Plancher Orthopaedics & Sports Medicine Shoulder Treatment
Shoulder injuries can be grouped in 2 categories; instability and impingement. The anatomy of the shoulder includes the humerus, clavicle, and acromion. Overhead and upper extremity sports such as basketball, football, swimming, tennis, and baseball are associated with shoulder injuries. The shoulder is best compared to a golf ball on a tee since it allows significant amounts of motion, therefore it is vulnerable to instability and episodes of dislocation. When a shoulder dislocates, X-Rays and an MRI should be obtained to evaluate for bony abnormality and cartilage damage of the cushioning (called the labrum) between the “golf ball and the tee”. A labral tear can be caused by dislocations and is an injury that occurs most often in adolescents and can result in clicking and further instability. In the throwing and overhead athlete, labral tears should be fixed surgically for best results. Non-surgical treatment of physical therapy to strengthen surrounding muscles can be effective in the non-athletic population however if clicking or another episode of instability occurs, surgery is recommended.

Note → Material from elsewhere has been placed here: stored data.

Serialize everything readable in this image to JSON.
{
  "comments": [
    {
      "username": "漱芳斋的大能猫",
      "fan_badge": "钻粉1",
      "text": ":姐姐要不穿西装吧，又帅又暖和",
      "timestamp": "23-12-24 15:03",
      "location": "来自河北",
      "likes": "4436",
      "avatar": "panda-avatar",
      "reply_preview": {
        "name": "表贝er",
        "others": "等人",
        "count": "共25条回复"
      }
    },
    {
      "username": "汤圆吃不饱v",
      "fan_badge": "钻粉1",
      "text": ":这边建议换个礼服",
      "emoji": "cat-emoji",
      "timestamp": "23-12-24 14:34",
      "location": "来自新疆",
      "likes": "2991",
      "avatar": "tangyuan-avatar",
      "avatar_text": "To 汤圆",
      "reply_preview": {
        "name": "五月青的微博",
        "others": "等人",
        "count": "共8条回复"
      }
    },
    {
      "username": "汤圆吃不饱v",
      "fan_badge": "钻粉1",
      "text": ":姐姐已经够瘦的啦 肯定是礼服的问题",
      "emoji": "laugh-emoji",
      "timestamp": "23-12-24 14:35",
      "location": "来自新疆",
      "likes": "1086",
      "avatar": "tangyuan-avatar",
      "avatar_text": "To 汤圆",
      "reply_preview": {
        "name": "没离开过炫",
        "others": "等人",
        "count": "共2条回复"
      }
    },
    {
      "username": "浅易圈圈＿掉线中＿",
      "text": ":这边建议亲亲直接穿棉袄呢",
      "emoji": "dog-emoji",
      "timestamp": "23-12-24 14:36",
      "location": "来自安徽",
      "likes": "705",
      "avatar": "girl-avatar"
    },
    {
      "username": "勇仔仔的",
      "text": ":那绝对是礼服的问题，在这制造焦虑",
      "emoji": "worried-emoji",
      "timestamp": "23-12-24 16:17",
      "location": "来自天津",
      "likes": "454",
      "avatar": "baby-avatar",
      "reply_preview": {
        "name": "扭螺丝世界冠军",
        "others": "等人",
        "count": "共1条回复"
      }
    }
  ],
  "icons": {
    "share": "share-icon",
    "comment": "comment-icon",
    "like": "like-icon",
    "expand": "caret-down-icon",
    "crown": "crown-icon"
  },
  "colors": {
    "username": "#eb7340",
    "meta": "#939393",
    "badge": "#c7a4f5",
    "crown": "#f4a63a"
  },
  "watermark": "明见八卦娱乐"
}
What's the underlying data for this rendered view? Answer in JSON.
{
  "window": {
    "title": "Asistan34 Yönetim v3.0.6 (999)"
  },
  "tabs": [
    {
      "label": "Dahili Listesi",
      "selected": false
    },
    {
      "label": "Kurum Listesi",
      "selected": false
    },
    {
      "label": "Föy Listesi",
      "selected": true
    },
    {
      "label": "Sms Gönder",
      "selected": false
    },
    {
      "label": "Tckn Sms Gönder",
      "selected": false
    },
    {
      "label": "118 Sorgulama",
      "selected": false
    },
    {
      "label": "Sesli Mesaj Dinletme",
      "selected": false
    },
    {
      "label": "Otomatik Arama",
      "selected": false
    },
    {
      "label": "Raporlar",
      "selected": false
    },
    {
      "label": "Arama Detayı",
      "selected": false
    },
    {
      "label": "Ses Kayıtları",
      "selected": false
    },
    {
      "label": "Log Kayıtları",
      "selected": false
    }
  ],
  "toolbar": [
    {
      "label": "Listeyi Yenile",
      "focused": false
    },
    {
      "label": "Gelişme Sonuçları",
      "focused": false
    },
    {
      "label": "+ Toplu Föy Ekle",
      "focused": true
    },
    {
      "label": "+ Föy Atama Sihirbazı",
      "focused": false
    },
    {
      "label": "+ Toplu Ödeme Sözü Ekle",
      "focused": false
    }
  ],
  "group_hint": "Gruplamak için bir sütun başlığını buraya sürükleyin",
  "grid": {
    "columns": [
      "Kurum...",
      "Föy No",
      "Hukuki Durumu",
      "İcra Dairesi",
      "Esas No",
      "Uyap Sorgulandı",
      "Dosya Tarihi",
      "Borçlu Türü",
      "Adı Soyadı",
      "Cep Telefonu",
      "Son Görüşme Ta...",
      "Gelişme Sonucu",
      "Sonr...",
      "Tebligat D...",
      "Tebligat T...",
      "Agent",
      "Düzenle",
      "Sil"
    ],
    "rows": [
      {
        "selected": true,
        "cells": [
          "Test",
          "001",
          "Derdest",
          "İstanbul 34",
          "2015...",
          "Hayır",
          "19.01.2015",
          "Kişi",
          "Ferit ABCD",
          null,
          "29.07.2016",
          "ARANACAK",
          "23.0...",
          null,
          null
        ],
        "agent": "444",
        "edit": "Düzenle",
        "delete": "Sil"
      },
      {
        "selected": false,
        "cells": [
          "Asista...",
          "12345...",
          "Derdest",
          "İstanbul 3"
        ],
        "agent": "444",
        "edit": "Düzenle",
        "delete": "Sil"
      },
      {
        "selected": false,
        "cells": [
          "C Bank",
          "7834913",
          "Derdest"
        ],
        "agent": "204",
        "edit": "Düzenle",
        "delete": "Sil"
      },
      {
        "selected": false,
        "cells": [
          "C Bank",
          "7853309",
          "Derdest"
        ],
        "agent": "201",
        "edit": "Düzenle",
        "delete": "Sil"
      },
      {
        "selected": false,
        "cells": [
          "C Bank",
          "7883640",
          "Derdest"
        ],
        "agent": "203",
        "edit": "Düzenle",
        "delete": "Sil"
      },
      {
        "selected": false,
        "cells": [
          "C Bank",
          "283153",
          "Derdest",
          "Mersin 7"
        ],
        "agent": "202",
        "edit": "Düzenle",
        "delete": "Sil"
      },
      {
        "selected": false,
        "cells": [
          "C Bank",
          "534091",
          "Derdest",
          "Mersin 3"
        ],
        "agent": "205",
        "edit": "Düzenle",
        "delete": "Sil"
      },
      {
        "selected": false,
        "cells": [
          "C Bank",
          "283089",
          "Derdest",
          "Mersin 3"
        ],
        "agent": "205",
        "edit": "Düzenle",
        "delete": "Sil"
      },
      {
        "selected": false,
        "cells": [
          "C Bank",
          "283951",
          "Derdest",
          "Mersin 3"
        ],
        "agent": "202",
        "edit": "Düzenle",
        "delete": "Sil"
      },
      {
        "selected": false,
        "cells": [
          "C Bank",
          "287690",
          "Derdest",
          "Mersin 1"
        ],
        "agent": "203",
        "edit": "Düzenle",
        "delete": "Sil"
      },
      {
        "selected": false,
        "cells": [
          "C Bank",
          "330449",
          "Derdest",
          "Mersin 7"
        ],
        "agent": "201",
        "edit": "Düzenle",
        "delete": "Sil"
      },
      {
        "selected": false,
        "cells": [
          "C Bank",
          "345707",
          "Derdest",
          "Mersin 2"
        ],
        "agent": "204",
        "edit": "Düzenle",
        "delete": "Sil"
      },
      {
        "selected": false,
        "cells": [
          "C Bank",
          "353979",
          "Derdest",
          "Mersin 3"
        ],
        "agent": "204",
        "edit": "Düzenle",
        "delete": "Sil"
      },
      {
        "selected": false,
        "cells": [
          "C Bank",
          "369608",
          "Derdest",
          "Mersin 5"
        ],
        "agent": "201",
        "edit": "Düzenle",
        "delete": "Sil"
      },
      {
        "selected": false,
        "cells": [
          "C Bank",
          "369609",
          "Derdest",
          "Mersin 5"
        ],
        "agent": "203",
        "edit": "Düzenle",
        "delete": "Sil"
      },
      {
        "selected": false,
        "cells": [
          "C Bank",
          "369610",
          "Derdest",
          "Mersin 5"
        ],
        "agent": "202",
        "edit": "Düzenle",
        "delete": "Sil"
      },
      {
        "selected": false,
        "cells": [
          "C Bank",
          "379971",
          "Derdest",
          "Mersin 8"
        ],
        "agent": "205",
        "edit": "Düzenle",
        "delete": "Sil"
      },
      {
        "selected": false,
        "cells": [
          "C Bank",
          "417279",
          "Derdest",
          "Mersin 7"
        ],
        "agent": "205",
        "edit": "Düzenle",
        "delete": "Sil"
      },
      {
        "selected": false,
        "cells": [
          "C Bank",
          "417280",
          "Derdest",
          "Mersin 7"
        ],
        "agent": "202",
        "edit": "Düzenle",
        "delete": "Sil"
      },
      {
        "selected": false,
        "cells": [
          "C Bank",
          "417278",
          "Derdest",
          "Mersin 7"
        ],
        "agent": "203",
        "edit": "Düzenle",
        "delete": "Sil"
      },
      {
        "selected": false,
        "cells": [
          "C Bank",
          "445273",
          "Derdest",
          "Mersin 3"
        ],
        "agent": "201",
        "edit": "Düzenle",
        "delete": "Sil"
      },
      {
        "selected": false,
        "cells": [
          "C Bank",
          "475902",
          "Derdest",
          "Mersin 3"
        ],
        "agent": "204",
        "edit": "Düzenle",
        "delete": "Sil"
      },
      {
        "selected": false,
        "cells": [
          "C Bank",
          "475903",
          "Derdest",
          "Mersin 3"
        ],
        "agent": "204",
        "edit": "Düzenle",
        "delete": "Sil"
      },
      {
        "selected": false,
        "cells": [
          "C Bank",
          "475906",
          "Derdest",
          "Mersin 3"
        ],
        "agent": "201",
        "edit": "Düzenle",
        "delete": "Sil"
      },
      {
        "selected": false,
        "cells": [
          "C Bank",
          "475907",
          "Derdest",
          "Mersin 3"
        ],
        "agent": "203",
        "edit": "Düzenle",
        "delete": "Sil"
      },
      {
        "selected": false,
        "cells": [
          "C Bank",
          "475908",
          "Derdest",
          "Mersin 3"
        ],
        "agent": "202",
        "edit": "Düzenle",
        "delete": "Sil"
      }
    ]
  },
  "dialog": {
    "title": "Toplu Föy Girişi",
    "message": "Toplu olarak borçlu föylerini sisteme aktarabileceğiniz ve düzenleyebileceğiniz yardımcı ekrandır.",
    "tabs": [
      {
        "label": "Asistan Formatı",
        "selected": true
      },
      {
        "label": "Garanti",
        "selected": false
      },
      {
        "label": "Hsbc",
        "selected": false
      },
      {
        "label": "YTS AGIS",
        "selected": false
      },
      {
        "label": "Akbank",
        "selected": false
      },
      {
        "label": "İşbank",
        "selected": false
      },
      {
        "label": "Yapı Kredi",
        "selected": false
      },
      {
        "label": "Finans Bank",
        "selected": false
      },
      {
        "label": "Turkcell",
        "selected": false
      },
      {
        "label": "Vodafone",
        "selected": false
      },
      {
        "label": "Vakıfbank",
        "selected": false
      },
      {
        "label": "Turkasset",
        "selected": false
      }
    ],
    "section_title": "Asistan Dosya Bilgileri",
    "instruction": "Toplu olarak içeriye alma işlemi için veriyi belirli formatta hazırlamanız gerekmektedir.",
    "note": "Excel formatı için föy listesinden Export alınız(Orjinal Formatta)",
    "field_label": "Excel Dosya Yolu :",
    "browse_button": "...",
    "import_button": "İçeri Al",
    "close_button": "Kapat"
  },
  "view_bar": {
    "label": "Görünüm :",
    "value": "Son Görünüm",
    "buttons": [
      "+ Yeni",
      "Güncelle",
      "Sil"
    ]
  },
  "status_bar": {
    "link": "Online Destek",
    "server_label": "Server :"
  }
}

The most common shoulder injury is impingement of the 4 rotator cuff muscles (supraspinatus, infraspinatus, teres minor, and subscapularis). Impingement injuries target adults and elderly people. It can occur with either a single trauma or with repetitive overhead motions. Impingement involves the rotator cuff muscles, specifically the supraspinatus getting pinched in the space between the humerus and the acromion. Physical therapy to strengthen these rotator cuff muscles and the muscles that stabilize the scapula (or shoulder blade in the back) can help reduce symptoms. If they persist, repair of the rotator cuff muscles provides relief in tears that are small or moderate size. Early detection is important because if a tear is massive or is retracted too far from its attachment point, it becomes more difficult to fix.
Some other common injuries that occur in the shoulder include biceps tendonitis and frozen shoulder. Biceps tendonitis is an inflammation in the front of the shoulder where the biceps tendon attaches. Frozen shoulder can be a complication after a fracture or surgery when the shoulder is immobilized for a long period of time. Frozen shoulder is a formation of scar tissue within the shoulder, which decreases the movement allowed. Individuals with diabetes are also more susceptible to frozen shoulder. Common treatments for both biceps tendonitis and frozen shoulder include physical therapy or injections, and in severe cases include surgical intervention.